How many mutations do you make in the cells?

We can study few mutations only or even tens of thousands in one experiment. However, I aim at making only one mutation per cell, so then it is easy to analyze their effects from the data.

How do you know “where” to put the mutation?

Based on the earlier results from our group and many others, we can predict which might be the important downstream target genes that MYC regulates. Then I design the mutation in a way that it should prevent MYC from binding to that site.

Does this mimic what might happen in a living person who might harbor this mutation and see how that affects the amount of cells that grow?

Yes and no. In theory, similar mutations might occur in human tumors, but usually it is the master regulator MYC that is out of control, regulating downstream genes that in turn enable cells grow faster.

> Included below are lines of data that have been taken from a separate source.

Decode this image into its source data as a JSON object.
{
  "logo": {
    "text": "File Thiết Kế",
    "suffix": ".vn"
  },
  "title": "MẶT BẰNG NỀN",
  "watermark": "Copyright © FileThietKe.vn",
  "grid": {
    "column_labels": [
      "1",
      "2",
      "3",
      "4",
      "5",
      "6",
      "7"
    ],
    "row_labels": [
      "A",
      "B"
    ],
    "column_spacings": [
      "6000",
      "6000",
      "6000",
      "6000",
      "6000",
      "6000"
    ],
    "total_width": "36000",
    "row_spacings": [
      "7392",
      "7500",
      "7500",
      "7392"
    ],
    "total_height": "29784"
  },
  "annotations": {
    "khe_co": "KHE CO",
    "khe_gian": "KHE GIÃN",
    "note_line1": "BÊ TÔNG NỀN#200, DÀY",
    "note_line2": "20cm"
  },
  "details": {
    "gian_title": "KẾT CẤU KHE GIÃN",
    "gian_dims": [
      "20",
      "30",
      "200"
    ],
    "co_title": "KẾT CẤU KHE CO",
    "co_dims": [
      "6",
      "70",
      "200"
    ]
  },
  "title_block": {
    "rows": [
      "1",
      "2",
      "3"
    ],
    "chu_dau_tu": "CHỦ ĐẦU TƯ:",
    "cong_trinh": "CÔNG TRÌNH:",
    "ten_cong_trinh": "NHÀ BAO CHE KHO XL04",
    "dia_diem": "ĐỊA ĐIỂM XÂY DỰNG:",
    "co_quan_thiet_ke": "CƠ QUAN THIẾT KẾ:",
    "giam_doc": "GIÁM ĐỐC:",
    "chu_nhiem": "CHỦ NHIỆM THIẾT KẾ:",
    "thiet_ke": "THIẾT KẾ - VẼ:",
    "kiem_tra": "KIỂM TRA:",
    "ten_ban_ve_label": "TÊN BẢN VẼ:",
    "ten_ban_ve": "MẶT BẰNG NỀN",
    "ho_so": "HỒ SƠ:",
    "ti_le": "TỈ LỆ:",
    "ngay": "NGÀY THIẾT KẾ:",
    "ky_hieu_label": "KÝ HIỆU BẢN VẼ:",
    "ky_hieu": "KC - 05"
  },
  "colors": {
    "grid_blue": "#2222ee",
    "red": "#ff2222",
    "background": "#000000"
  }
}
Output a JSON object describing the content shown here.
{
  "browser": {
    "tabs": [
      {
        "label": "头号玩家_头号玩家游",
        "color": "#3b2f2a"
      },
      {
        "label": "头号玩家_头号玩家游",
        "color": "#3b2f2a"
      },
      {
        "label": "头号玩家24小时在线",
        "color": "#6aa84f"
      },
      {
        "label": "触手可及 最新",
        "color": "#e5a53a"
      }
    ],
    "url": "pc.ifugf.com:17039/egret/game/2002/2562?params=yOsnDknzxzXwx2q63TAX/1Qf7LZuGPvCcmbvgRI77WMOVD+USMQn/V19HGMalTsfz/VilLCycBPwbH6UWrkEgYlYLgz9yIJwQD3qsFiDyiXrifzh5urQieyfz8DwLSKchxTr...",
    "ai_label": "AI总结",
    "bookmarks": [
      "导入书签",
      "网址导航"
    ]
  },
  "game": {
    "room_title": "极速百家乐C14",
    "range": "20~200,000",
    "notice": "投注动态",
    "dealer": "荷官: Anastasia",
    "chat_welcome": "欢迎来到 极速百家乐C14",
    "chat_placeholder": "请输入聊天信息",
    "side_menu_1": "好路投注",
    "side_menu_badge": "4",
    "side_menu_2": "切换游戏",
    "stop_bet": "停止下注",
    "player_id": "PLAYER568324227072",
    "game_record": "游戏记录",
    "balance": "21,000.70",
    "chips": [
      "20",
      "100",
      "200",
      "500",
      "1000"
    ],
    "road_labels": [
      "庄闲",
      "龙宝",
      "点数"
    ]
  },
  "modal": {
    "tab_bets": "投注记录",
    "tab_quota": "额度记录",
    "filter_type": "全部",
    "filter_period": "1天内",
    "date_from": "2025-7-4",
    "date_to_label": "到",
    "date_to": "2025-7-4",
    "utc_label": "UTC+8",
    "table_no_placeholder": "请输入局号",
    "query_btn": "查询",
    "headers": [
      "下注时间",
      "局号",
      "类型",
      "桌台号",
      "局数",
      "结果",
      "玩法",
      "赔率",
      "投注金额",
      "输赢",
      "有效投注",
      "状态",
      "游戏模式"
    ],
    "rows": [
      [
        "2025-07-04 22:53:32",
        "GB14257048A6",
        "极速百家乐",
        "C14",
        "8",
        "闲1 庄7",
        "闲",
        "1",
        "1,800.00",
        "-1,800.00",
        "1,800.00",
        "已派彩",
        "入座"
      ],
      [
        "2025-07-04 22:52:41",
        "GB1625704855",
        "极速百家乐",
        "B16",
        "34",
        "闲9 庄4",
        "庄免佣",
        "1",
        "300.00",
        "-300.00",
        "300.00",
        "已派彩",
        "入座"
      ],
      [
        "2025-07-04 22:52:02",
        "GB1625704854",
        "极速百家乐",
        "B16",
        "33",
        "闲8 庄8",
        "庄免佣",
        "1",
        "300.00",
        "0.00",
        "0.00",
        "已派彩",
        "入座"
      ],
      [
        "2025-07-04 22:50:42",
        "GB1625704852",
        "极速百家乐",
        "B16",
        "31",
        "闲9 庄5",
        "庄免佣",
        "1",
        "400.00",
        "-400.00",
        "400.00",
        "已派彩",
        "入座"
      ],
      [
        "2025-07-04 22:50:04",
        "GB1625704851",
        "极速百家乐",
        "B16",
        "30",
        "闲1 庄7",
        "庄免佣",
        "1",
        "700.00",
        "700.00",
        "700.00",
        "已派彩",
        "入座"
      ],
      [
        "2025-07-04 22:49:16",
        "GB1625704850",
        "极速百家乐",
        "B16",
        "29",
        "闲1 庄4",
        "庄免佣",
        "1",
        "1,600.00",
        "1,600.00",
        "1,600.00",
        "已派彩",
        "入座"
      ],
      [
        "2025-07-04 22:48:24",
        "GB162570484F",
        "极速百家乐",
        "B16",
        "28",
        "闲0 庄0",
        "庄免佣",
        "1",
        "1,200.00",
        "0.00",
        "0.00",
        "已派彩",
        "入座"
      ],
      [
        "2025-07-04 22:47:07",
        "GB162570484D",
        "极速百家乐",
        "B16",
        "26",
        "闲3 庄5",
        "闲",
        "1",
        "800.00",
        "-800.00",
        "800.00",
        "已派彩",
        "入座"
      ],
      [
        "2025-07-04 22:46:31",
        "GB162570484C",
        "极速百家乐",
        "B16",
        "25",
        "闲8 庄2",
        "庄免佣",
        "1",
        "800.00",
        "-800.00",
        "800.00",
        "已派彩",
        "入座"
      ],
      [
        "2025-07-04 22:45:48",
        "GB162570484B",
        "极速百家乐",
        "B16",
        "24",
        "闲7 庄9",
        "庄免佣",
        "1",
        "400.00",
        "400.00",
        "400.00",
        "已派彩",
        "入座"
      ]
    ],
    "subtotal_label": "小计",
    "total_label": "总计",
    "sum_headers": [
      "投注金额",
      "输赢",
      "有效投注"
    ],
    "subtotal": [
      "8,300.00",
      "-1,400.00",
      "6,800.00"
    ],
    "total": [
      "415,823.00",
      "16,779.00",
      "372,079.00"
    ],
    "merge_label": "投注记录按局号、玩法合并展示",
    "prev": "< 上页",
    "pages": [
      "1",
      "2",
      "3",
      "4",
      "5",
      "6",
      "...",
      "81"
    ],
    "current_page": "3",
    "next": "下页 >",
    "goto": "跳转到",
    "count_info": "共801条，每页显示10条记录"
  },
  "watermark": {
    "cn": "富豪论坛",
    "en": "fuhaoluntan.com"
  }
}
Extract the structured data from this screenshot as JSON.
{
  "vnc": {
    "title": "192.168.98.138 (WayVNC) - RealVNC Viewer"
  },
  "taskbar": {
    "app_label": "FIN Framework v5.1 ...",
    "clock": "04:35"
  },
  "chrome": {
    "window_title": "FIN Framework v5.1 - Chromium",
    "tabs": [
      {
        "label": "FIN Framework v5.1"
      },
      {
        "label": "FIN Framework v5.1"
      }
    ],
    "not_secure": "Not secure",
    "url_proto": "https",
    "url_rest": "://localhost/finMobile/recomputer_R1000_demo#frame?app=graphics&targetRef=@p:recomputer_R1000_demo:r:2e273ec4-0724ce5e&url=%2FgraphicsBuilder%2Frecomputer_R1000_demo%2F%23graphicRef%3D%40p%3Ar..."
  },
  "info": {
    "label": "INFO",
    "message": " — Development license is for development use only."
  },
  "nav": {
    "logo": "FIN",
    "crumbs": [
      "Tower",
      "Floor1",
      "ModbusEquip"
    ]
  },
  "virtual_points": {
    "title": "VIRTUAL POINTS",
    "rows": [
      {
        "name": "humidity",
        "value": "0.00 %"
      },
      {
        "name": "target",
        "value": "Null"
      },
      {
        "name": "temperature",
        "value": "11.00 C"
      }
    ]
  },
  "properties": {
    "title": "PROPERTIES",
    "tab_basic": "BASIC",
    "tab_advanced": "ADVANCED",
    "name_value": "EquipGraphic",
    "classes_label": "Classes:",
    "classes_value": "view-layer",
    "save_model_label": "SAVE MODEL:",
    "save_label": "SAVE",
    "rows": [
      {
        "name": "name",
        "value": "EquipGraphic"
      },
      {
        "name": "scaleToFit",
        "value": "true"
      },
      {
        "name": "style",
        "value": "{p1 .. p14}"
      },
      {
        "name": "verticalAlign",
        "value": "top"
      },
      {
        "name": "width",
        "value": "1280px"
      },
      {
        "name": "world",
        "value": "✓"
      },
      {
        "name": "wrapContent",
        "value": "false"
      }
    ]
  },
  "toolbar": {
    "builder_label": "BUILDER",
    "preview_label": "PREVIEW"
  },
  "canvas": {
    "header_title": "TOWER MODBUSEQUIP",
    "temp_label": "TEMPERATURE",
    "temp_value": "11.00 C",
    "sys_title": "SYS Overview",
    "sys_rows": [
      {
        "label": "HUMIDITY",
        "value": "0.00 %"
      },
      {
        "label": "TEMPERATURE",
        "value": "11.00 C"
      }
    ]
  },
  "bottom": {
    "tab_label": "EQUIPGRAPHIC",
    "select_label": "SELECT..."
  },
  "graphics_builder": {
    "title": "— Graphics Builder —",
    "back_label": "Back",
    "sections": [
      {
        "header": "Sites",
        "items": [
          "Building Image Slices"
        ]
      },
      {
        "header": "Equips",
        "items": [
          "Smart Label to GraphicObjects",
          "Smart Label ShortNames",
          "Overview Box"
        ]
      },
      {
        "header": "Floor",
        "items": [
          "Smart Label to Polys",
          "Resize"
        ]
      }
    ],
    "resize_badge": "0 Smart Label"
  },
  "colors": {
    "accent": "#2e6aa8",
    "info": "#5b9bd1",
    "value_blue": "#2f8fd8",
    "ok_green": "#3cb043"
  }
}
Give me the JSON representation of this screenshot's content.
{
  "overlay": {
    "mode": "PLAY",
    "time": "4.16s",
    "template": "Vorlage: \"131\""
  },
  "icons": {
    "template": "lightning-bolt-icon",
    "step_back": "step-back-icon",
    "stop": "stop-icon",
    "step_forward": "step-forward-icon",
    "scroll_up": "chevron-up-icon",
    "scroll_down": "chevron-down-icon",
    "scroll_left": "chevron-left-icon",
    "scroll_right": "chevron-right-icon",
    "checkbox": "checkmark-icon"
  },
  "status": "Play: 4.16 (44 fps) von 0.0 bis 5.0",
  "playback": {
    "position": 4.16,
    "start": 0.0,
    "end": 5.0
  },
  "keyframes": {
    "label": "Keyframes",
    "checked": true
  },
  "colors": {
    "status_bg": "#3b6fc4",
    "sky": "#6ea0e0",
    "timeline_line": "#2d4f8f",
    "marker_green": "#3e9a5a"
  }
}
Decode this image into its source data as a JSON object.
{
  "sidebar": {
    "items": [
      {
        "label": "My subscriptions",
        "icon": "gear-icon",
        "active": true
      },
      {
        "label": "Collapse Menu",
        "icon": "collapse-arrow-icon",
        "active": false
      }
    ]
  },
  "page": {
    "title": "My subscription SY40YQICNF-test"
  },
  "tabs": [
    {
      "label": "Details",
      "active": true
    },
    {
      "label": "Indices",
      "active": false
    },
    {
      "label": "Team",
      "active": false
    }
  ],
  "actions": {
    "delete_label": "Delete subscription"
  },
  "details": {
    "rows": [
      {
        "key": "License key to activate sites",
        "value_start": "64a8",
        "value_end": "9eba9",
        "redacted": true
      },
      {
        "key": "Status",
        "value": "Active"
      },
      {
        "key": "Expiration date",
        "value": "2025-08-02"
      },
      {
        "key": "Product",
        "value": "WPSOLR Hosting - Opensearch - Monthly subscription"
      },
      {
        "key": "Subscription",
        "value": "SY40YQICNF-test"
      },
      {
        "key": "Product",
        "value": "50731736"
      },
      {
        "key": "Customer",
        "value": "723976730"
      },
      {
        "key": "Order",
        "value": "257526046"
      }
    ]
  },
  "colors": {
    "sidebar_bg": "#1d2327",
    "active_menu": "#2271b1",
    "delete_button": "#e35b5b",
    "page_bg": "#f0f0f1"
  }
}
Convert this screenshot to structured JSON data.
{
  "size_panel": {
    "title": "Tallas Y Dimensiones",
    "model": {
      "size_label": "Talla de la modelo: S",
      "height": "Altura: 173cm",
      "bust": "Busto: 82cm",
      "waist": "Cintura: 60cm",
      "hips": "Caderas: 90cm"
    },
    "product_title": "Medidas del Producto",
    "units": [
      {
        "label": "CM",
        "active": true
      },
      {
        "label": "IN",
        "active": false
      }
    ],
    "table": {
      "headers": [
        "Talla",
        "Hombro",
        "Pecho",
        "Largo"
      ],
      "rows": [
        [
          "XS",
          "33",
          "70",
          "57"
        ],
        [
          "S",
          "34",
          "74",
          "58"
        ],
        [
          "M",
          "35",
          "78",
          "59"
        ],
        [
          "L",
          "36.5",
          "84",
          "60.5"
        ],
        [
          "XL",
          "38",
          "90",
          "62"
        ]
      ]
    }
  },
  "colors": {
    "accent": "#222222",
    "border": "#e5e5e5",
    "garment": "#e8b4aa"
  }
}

So rather than mimicking the mutations that occur in human tumors, the more important idea here is to use the mutations as an experimental tool to prove a point: if a particular gene or DNA element is important for cell growth, mutating it will make cells grow slower.

What’s the lab work like and how long does an experiment like this take?

After introducing the mutations to the DNA of the cells, I culture the cells for a defined time period, for example one week or three weeks. Then I study the final population of cells to identify which mutations affected cell proliferation. For this, I process their DNA for next-generation sequencing, and then I analyze the sequence information to see what mutations are there. Often these experiments involve culturing hundreds of millions of cells and handling dozens of large culture dishes.

Large-scale cell culture experiments in practice: 90 cell culture dishes with a 15cm diameter inside a bio-safety cabinet. For every dish, 10 million cells are seeded, the total number of cells handled in one go is up to 900 million. Photo: Päivi Pihlajamaa

What kind of cells are you using, where do they come from? Can you do the same experiment on cells from other types of tissue?

MYC is overactive in many different human cancers, so new findings from this work might ultimately help patients with various cancers. In these experiments, I am using cells derived from human colon cancer and leukemia, but other cell and tissue types could be used as well. 

What could this work mean for the treatment of cancer?

Since MYC is the master regulator of cell proliferation, it would be an ideal target for cancer therapeutics. But MYC itself is not easy to target with drugs. That’s why we try to identify which of its downstream target genes contribute to faster growth rate in cancer by using this experimental strategy to mutate its binding sites. The goal is to identify some gene or pathway that could be inhibited by cancer drugs.

Senior Researcher, Päivi Pihlajamaa, PhD. Photo: Päivi Pihlajamaa.